Почему Владимир Атлантов — звезда первой величины на оперном небосклоне мира — увлекся этими популярными мелодиями разных национальностей?
Потому ли, что они доступны и любимы всеми, находят отклик в сердце каждого!
Потому ли, что в них во всем величии и красе встает заветная тема его искусства: любовь-призвание, любовь-талант, проба прочности и глубины души человеческой, любовь, презирающая слезливость и мелодраматизм?
Их надо уметь петь, эти песни — так, чтоб дух захватывало от восторга, чтобы животворное сердечное тепло обволакивало и погружало в глубину пламенного чувства, чистых рыцарских порывов.

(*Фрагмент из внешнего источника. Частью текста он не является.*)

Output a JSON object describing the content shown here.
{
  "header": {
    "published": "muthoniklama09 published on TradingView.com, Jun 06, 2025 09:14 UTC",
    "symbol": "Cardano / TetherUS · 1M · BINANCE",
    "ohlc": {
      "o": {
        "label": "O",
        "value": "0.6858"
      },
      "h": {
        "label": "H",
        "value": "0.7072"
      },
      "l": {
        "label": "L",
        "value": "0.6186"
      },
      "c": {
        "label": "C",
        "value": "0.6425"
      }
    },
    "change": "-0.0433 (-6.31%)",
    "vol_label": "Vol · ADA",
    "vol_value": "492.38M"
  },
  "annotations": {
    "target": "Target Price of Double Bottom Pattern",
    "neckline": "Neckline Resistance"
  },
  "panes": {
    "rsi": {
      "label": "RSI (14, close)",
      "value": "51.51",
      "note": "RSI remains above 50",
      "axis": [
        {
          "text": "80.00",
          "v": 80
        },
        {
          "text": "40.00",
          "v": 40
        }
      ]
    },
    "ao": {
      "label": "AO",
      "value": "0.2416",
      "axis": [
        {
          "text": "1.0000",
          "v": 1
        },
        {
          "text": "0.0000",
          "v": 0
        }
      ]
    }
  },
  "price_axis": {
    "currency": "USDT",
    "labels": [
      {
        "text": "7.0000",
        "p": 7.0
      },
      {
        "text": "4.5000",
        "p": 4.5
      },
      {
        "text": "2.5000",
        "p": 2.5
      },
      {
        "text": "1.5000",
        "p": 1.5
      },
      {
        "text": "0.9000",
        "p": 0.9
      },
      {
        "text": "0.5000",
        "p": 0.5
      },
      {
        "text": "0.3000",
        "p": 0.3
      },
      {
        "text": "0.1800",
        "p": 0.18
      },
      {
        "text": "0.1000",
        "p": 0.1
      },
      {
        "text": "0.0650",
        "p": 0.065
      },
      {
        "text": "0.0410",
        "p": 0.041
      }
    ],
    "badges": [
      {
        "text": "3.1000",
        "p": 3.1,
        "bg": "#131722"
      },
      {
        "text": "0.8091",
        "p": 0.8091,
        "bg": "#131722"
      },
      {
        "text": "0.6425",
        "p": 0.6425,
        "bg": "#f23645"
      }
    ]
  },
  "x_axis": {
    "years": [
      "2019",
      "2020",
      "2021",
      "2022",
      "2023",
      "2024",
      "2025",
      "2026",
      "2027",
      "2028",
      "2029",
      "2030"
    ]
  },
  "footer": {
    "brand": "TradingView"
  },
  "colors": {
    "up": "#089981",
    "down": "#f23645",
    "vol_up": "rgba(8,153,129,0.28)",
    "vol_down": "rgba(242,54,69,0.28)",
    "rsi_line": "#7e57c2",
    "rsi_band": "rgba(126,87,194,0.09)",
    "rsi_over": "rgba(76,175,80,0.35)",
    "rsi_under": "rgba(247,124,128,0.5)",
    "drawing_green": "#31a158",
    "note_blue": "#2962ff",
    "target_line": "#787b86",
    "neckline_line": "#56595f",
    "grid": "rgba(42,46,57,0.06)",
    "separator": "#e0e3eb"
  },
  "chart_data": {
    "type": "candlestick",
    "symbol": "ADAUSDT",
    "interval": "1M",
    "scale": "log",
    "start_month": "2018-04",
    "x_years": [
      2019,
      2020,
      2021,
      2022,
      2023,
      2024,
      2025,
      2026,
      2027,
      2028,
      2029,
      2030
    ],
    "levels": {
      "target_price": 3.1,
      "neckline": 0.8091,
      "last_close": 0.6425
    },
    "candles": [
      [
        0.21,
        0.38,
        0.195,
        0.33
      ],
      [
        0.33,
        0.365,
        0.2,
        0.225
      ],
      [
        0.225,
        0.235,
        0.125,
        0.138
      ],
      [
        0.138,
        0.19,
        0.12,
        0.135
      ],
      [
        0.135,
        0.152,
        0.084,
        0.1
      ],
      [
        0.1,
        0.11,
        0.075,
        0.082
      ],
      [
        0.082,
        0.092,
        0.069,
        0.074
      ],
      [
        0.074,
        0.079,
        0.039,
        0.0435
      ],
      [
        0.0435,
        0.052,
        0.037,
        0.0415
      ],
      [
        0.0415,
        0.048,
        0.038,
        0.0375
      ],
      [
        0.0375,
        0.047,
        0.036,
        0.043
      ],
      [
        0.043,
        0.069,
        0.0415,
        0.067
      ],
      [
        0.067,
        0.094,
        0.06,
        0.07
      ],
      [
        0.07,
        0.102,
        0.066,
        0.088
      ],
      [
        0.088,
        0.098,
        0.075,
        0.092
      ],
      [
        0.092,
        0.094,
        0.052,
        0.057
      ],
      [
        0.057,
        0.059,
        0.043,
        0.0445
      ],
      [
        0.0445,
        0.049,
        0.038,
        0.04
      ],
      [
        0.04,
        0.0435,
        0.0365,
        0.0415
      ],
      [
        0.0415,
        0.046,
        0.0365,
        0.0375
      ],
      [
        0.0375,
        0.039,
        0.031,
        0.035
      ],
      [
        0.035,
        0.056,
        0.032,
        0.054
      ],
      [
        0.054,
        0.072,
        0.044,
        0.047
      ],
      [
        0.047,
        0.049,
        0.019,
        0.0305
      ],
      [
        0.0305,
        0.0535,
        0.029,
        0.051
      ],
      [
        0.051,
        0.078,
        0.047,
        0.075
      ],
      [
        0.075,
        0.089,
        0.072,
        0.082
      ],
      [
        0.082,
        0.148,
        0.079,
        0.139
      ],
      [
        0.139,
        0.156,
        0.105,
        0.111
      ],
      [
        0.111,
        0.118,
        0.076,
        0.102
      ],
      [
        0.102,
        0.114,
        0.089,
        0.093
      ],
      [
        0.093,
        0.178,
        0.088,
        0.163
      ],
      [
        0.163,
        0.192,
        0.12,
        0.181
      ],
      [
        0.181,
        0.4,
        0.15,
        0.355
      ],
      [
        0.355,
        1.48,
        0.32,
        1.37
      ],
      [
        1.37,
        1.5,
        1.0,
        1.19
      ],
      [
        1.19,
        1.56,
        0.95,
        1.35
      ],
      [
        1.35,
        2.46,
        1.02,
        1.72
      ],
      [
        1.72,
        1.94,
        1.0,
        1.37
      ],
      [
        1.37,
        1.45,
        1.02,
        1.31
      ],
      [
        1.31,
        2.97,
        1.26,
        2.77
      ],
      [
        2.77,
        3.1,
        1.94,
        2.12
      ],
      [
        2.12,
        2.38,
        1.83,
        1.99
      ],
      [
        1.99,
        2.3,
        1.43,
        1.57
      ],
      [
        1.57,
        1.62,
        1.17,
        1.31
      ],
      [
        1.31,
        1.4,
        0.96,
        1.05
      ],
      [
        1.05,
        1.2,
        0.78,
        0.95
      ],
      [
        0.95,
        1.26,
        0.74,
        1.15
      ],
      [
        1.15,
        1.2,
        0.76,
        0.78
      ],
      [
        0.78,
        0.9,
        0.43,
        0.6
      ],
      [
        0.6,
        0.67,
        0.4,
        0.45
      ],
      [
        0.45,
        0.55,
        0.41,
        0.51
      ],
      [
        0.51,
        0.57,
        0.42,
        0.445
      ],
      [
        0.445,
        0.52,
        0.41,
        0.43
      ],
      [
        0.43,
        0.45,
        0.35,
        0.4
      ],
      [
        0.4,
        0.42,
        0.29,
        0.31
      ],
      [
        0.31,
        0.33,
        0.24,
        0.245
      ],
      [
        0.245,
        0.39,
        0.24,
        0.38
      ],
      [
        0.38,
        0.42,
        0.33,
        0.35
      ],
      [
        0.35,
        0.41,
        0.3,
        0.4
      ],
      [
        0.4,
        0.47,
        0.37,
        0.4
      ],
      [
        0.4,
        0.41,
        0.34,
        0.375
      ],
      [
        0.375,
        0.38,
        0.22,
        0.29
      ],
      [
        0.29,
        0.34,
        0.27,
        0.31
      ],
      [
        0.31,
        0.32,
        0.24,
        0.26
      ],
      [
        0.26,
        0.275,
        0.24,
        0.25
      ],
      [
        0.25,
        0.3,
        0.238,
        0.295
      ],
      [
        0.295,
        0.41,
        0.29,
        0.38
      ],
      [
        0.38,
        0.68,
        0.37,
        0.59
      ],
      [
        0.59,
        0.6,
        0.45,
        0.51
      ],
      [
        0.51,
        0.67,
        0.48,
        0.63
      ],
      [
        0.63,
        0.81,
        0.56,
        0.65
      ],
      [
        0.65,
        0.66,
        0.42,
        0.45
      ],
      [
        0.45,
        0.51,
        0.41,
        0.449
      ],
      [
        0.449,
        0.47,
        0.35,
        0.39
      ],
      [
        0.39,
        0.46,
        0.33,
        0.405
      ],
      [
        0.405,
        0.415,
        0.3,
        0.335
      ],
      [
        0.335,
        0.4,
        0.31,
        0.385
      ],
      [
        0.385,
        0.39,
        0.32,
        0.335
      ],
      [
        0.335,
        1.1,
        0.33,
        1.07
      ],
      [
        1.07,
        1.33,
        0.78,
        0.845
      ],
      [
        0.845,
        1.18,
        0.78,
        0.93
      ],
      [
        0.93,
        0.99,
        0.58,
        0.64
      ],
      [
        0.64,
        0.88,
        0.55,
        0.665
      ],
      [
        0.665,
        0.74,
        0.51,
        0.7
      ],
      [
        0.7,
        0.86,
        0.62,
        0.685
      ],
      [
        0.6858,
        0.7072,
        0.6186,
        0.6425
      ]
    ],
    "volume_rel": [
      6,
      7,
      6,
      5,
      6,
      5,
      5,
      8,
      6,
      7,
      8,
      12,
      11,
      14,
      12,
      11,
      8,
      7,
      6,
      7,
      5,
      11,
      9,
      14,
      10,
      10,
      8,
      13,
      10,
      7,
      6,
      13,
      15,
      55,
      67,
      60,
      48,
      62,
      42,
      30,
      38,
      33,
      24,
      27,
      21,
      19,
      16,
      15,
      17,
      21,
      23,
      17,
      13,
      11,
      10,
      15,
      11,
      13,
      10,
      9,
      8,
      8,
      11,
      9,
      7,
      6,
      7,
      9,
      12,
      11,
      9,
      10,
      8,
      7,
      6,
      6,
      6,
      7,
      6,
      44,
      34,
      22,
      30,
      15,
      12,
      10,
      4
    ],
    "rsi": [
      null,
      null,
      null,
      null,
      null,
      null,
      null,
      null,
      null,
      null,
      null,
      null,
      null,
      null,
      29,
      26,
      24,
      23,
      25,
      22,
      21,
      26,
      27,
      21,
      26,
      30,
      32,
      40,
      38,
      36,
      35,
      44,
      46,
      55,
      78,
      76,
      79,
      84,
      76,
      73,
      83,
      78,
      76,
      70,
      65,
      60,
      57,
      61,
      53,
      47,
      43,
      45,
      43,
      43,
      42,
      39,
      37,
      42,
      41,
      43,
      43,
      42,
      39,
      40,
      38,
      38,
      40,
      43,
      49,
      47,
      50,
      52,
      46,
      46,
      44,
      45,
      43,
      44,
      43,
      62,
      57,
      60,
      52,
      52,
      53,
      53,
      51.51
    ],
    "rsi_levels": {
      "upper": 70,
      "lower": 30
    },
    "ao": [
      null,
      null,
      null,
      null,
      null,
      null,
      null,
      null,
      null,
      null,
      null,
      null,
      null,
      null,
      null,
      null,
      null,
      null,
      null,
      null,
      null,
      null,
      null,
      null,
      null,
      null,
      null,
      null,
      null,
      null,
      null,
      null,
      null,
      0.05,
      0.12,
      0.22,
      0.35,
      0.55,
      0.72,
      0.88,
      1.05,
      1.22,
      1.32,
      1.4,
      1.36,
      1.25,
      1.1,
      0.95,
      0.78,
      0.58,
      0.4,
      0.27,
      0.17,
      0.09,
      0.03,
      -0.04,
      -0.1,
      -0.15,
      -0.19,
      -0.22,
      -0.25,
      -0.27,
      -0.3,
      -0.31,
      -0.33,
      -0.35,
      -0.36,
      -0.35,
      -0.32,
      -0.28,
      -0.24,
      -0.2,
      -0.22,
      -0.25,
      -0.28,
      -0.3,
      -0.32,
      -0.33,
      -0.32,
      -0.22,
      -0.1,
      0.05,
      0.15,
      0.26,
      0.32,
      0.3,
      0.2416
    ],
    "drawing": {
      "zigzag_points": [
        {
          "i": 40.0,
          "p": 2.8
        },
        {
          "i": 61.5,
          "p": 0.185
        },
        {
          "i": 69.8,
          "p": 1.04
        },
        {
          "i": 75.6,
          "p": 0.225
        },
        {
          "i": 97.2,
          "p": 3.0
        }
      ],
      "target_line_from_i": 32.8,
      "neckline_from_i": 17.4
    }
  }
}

Атлантов однажды признался, что мечта спеть песни подогревалась у него искусством Марио Ланца: «Когда я его слушаю, такое впечатление, что это какая-то золотая лава, которая идет не тебя. Я не могу его слушать спокойно — и не только потому, что это совершенно уникальной красоты голос, в нем есть всё — от невероятной мужественности, твердости, драматизма до трепетной, непредсказуемой нежности».
Но русский певец не подражает итальянскому. Слишком ярко выражена его индивидуальность, всегда узнаваем тембр. К тому же обращение к этим песням как бы уготовано самим характером дарования. Недаром газета «Монд» написала, что Атлантов обладает одновременно всеми качествами итальянского и славянского тенора, то есть мужественностью, нежным тембром, поразительной гибкостью.
Атлантов представляет героя этих песен со всем присущим ему мастерством выдающегося певца и артиста, включая и запас душевных, духовных сил человека.
Казалось бы, зачем такая отдача исполнителю, который воплощает на оперной сцене образы-шедевры? Когда на подмостках царит Владимир Атлантов, светлые мечты, горестные волнения посещают нас; душа торжествует в предчувствии прозрений, очищаясь возвышающим состраданием. Здесь, в песнях Атлантов тот же. Он не проявляет снисходительности к простым популярным, почти что народным мелодиям скромных творцов. Он, как искусный реставратор, с безупречными вкусом, чувством меры, ощущением стиля, снимает с них слои банальности и исполнительского штампа, открывает нам их блеск и красоту для свежего, тотчас рождающегося процесса восприятия. И помогает нам в этом, кроме всего, музыка слов, воспроизводимая Атлантовым на английском, немецком и особенно итальянском и испанском языках с редкой артикуляционной естественностью.
Заведомо небудничный, приподнятый тон, экстатическую интонацию Атлантов культивирует. Это единственно верный для него способ передать такую большую любовь, раскованное чувство, рвущееся наружу, которое не знает спадов и преград, самоотверженное, пылкое, безоглядное. Так поет свои песни Атлантов.
Захватывая роскошным голосом, подобно сокровищу, переливающимся в многообразии оттенков: мощный, крупный и упругий, он бывает легко «летящим» и бархатистым; благородно сдержанный, может быть мятежно раскаленным и нежно растворяться в тиши.
Даря нам здесь, в песнях только ему присущие драгоценные особенности своей индивидуальности. Легендарное форте, например, объемное и насыщенное, которое может обернуться и зычным трубным гласом и мягким величавым органным полнозвучием, передать солнечный блеск почти что эстрадного шарма. Форте для певца — не динамический оттенок, а состояние, в котором он может находиться очень долго, отыскивая новые яркие, чистые тона; состояние душевного подъема, праздничного кипения сил.
А верхние кульминационные ноты, которые тут, в песнях, так победительно красивы! Именно через них, кажется, певец стремится прежде всего воплотить апогей эмоции, высшую степень переживания. Эти «пики» словно предусмотрены им заранее, приход к ним — как достигнутая мечта.
Однако желания покрасоваться, показать себя «эффекта ради» нет у Атлантова и в помине. Певец облагораживает стиль этих непритязательных, самой жизнью рожденных песен, но не эстетизирует их. Строя каждую как драматический этюд, картинку, подсмотренную на улице, мастер сцены перевоплощается в драматурга, режиссера. Все перипетии сюжета, нарастание эмоций, постепенно накаляемую страсть передает он.
Какого технического совершенства требуют плавность труднейших регистровых переходов, бесконечное дыхание объемных фраз-дуг, чуть заметные придыхания — темповые оттяжки, динамические колебания, игра ритма между строгостью и вольностью — это знают лишь профессионалы. Остальным ощутить труд, за которым скрывается такая легкость, не дано. Столь свободно, с истинным наслаждением поет Атлантов, вовлекая в этот праздник музицирования и нас, слушателей.